On that day the Romanian Army switched sides and changed its World War II alliances, which resulted in the state of war against the German Third Reich. The Royal head of the Romanian state, King Michael I, arrested the head of government, Marshal Ion Antonescu, who was unwilling to accept an unconditional surrender to the Allies.

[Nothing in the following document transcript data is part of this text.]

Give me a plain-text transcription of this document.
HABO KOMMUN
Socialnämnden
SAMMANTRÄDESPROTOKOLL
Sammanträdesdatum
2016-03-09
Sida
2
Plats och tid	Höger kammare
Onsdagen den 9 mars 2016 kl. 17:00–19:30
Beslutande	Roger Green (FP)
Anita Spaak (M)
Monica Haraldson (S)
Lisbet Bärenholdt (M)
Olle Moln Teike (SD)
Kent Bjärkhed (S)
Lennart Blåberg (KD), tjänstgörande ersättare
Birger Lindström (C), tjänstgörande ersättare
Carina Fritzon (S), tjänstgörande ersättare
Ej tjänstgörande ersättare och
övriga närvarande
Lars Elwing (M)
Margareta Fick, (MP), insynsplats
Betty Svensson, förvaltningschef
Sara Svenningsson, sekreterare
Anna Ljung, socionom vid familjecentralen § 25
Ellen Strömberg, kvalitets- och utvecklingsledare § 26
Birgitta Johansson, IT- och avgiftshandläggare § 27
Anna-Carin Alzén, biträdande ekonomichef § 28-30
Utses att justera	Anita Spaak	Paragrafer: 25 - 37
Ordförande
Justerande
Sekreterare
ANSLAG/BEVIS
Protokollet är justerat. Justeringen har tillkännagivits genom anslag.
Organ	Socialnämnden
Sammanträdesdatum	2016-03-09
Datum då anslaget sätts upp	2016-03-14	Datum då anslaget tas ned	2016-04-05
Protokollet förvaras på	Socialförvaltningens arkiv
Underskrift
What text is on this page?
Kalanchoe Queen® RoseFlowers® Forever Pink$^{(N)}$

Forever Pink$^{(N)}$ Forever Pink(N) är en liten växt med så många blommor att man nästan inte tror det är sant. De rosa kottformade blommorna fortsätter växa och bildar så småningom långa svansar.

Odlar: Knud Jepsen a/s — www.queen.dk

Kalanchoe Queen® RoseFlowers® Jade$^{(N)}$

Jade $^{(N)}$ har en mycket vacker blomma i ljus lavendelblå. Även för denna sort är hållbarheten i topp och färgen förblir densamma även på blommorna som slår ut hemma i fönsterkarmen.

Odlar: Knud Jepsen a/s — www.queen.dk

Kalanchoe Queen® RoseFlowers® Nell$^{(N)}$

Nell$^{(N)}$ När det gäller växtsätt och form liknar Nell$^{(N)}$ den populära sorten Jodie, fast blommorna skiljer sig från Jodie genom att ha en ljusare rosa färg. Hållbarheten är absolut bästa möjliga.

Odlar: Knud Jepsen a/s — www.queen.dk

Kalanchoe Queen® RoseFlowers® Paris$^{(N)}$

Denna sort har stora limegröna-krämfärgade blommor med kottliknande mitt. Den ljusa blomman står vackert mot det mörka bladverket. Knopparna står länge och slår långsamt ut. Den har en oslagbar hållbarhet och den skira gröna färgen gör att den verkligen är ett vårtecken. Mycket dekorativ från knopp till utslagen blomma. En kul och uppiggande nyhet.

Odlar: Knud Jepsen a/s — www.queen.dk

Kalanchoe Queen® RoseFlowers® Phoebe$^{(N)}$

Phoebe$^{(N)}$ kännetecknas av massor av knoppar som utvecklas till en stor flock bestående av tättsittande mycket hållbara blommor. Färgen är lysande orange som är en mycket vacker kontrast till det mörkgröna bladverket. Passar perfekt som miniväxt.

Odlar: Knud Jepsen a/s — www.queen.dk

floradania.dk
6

8 Creation of the State of Israel

From 1917 Palestine was a British mandate. Also in 1917 the Balfour Declaration was published, which supported the idea of the creation of a Jewish homeland in Palestine. Throughout the interwar period, Jews were migrating to Palestine, which caused the conflict with the local Arabs to escalate. On the other hand, British restrictions on immigration sparked increasing opposition to the mandate powers. Immediately after World War II there were increasing numbers of terrorist attacks designed to force Britain to recognize the right of the Jews to their own state. These aspirations provoked the hostile reaction of the Palestinian Arabs and the Arab states. In February 1947 the British foreign minister Ernest Bevin ceded the Palestinian mandate to the UN, which took the decision to divide Palestine into a Jewish section and an Arab section and to create an independent Jewish state. On 14th May 1948 David Ben Gurion proclaimed the creation of the State of Israel. It was recognized immediately by the US and the USSR. On the following day the armies of Egypt, Jordan, Saudi Arabia, Yemen, Iraq, Syria and Lebanon attacked Israel, starting a war that continued, with intermissions, until the beginning of 1949 and ended in a truce.

9 Radio Free Europe

Radio station launched in 1949 at the instigation of the US government with headquarters in West Germany. The radio broadcast uncensored news and features, produced by Central and Eastern European émigrés, from Munich to countries of the Soviet block. The radio station was jammed behind the Iron Curtain, team members were constantly harassed and several people were killed in terrorist attacks by the KGB. Radio Free Europe played a role in supporting dissident groups, inner resistance and will of freedom in the Eastern and Central European communist countries and thus it contributed to the downfall of the totalitarian regimes of the Soviet block. The headquarters of the radio have been in Prague since 1994.